Disadvantages of collaborative law

  • If there is no trust between the spouses there is a strong likelihood collaborative law will not work or will not work well.
  • Collaborative law does not work and should not be employed when there is ongoing family violence or a history of family violence because collaborative law limits access to protective measures available through the court. Similarly, if there are threats of family violence you should not participate in collaborative law.
  • If you believe you have unequal bargaining power then collaborative law may not be the best approach for you because you likely cannot obtain a fair result from the divorce without some leverage to gain an equal position at the bargaining table. Collaborative law does not provide good opportunity to gain leverage.
  • There may be legal issues that need to be resolved before settlement negotiations can occur. Because collaborative law is a non-judicial settlement process, the resolution of the initial legal questions will prevent collaborative law from being a viable option.

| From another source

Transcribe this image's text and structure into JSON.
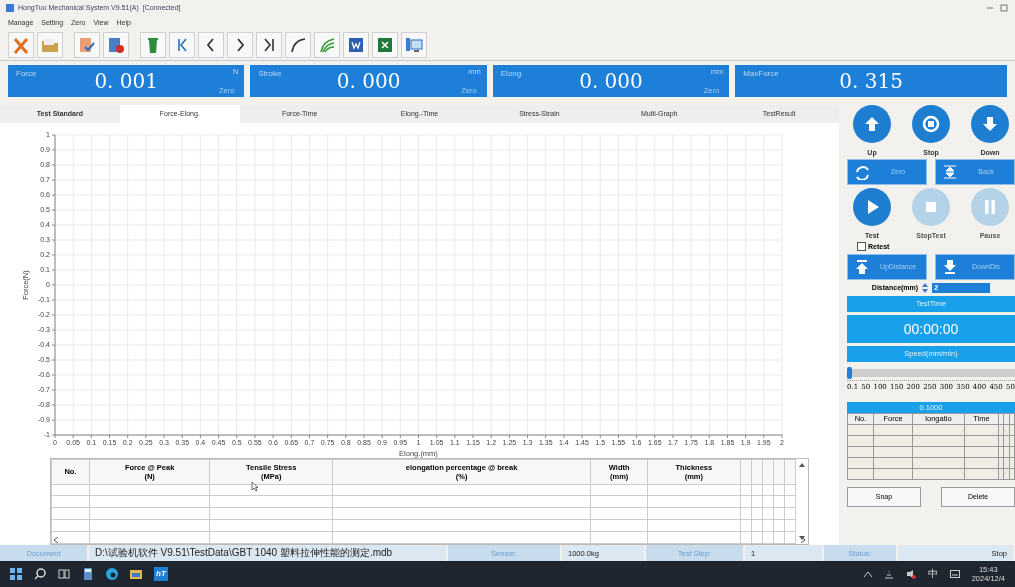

  • Collaborative law does not use the court’s discovery rules to disclose information about the family’s assets. If either spouse is not fully honest in disclosing all of the information he or she is supposed to under the collaborative law agreement, the other spouse cannot use the court’s authority to compel disclosure. In non-collaborative law divorces the parties can use the court’s authority to compel disclosure.
  • Collaborative law is not effective when other legal issues must be addressed, such as legal action to enforce prior child-related court orders or lawsuits by one spouse against the other in addition to the divorce, such as an intentional infliction of emotional distress or assault lawsuit.
  • Collaborative law can be more expensive than litigation, especially if a settlement cannot be reached under the collaborative law agreement and the spouses must hire new lawyers and proceed with litigation. It is generally not any cheaper to hire an attorney for collaborative law than it is for a contested divorce through litigation. Sometimes it can be much more expensive.
  • By entering into collaborative law the spouses agree to a good faith and “fair” negotiation which does remove some of the negotiation tactics that can produce better results for a client. It is intended to take away the “dirty lawyer tricks” that might get you a better settlement than collaborative law. That does not mean collaborative law will definitely get you a fair settlement. The trust and good faith that collaborative law relies on can be an illusion. There is no way to know for sure whether your spouse is being completely honest and not concealing information.